The Mary Oliver documentary held its world premiere in March at the True/False festival in Columbia, MO. It has since gone on to screen at DOC NYC Spring Selects, the Martha’s Vineyard Film Festival and the Miami Film Festival. Waters gained access to Oliver’s personal archives to make the film. But as she told Thom Powers, the Miami Film Festival’s documentary programmer, during a Q&A that followed the MFF screening, using the archive came with some restrictions.

Director Sasha Waters takes part in a Q&A at the 2026 Miami Film Festival.

Director Sasha Waters takes part in a Q&A at the 2026 Miami Film Festival.

Matthew Carey

“One thing that was interesting about working with the estate was that we were told that we could not excerpt any poems,” the director explained – meaning any poems used in the film had to be quoted in their entirety. “We got a kind of waiver for that, for the opening of the film, much later in the process. But in some ways, it was helpful because it meant that we had to be judicious about choosing longer poems. And there are so many, many poems to choose from.”
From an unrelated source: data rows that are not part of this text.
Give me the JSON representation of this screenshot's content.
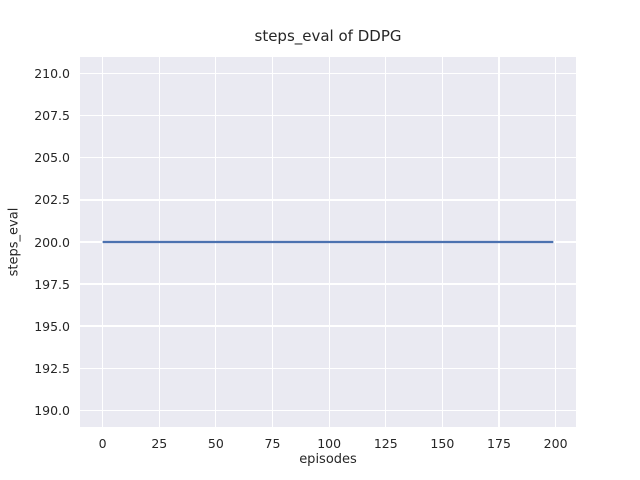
{
  "chart_data": {
    "type": "line",
    "title": "steps_eval of DDPG",
    "xlabel": "episodes",
    "ylabel": "steps_eval",
    "x_ticks": [
      {
        "value": 0,
        "label": "0"
      },
      {
        "value": 25,
        "label": "25"
      },
      {
        "value": 50,
        "label": "50"
      },
      {
        "value": 75,
        "label": "75"
      },
      {
        "value": 100,
        "label": "100"
      },
      {
        "value": 125,
        "label": "125"
      },
      {
        "value": 150,
        "label": "150"
      },
      {
        "value": 175,
        "label": "175"
      },
      {
        "value": 200,
        "label": "200"
      }
    ],
    "y_ticks": [
      {
        "value": 190.0,
        "label": "190.0"
      },
      {
        "value": 192.5,
        "label": "192.5"
      },
      {
        "value": 195.0,
        "label": "195.0"
      },
      {
        "value": 197.5,
        "label": "197.5"
      },
      {
        "value": 200.0,
        "label": "200.0"
      },
      {
        "value": 202.5,
        "label": "202.5"
      },
      {
        "value": 205.0,
        "label": "205.0"
      },
      {
        "value": 207.5,
        "label": "207.5"
      },
      {
        "value": 210.0,
        "label": "210.0"
      }
    ],
    "xlim": [
      -10,
      209
    ],
    "ylim": [
      189,
      211
    ],
    "grid": true,
    "legend": "none",
    "series": [
      {
        "name": "DDPG",
        "color": "#4c72b0",
        "constant_y": 200,
        "x_start": 0,
        "x_end": 199,
        "points": [
          [
            0,
            200
          ],
          [
            199,
            200
          ]
        ]
      }
    ]
  },
  "style": {
    "figure_bg": "#ffffff",
    "plot_bg": "#eaeaf2",
    "grid_color": "#ffffff",
    "text_color": "#262626",
    "line_width": 2.25
  }
}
For the film, Waters interviewed Stephen Colbert, director John Waters (no relation to Sasha Waters), and many poets who admire Oliver’s writing.

“So many people who I interviewed brought books with them and wanted to read [from the poems],” Oliver recounted at the Miami Q&A. “And so that kind of gave us an architecture. But in some ways, we thought of the poems almost like the way that musical numbers function in a musical, where they both stop the dramatic action but advance the plot… We tried to use the poems, not chronologically [according to when they were written], but with the degree of emotional truth.”